Spoor was quite good. A slooooow burn and not the horror movie i expected it to be.
The heroine is definitely a wise woman stereotype but the depiction works. The bad patriarchy guys also work well too. So it didn't come off as a screedy polemic.
The story takes place in Eastern Europe. Our heroine is an older woman who loves animals. We're dealing with patriarchy here. In fact there's a young orthodox priest who is a nasty piece of work. He says stuff about animals that many-but-not-all Christians would have problems with. Women are also treated like crap. Our heroine has a connection with nature, the stars, etc and she lives near hunters, poachers, and a cruel research lab on the outskirts of the village. She's surrounded by men who basically think anything weaker than an adult man pretty much can be treated any kind a way - the law be damned. Her best friends are her animals, but the priest says it's a sin to call animals friends, to say animals have souls, and that burying animals is a sin of pride.
Well, suddenly heroine's pet dogs disappear, strange deaths keep happening, and deer start getting attitude. Heroine is already battling ageism, patriarchy, and a world that belittles and oppresses everything that is weak. The only mercy in this town is patronising the weak. The patronizing is no joke. Sadistic lab guy is being horrible to a girl in town and hunting season is on. Heroine is always showing up at dead bodies and animal tracks are near the corpses of murdered hunters. I liked this movie
Still...there were things that were problematic for me.
First: the patriarchy was represented and upheld by a christian priest. Of course, this often happens in real life but just because christendom does patriarchy and nature cruelty badly doesn't mean that the Bible affirms that kind of patriarchal cruelty.
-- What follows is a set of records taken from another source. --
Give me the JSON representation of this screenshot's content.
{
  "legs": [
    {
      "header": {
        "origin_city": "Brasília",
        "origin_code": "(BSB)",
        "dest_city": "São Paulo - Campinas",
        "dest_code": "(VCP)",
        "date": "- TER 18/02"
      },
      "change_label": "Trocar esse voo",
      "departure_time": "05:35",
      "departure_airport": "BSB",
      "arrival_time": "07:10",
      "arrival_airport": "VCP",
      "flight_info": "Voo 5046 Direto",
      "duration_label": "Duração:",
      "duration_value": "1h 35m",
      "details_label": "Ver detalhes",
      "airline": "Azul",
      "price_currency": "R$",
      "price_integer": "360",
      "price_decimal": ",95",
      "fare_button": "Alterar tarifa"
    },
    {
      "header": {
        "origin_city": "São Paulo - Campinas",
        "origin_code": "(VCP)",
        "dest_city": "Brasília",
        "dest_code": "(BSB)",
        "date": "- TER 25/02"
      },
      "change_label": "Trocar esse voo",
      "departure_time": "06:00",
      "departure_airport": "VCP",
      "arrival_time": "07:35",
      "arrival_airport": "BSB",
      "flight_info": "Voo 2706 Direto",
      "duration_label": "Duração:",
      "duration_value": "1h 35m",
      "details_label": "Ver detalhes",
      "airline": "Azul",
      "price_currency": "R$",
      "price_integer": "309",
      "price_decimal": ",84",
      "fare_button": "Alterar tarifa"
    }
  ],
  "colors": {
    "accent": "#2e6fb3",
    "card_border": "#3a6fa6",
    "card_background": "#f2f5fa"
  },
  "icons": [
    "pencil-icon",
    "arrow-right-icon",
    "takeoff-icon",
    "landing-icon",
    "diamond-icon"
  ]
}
But alas, the history of Christendom does have a lot of cruelty to women, animals, the weak, etc. So that depiction was bothersome, but somewhat fair.
Second: the pantheism and panentheism was a bit much for my Christian soul. Heroine is a true astrologer, more so than the typical stuff one sees in newspapers or hear from friends. The worship of the star? The stars ruling and controlling our fate. Heroine could love nature without going so far. But heck, it's not my movie. So why argue?
Yes, why argue? Especially because i agree with so much of the socio-emotional issues in the movie. Thirdly: the ending. Again, problematic. A murderer gets away scotfree and i was happy about it. yeah, i know. My heart was conflicted. What can i say? I agreed with the filmmaker that the patriarchy had to be outwitted. Animals, the weak, and women were being treated so bad. I know that as a good Christian there are philosophies, story constructs, and story resolutions I'm supposed to dislike. But, the heart is the heart. I'm not saying it's wholly unredeemed aspects of my heart that made me like this movie. I think the redemmed and holy part of me also liked it. But these are stories and characters that American Christians don't deal with. We're kinda trained off certain things. For instance, how many evangelicals become anthropologists or feminist critics or climate activists? It is what it is. I so wish American Christian filmmakers would make movies like Spoor. But American Christian filmmakers rarely deal with matters of soul, animals, evil patriarchy. They deal with a totally different other set of americanized issues. Nothing spiritual generally. Anyways. Spoor. AmazonPrimeVideo. A slow movie but it really touched me.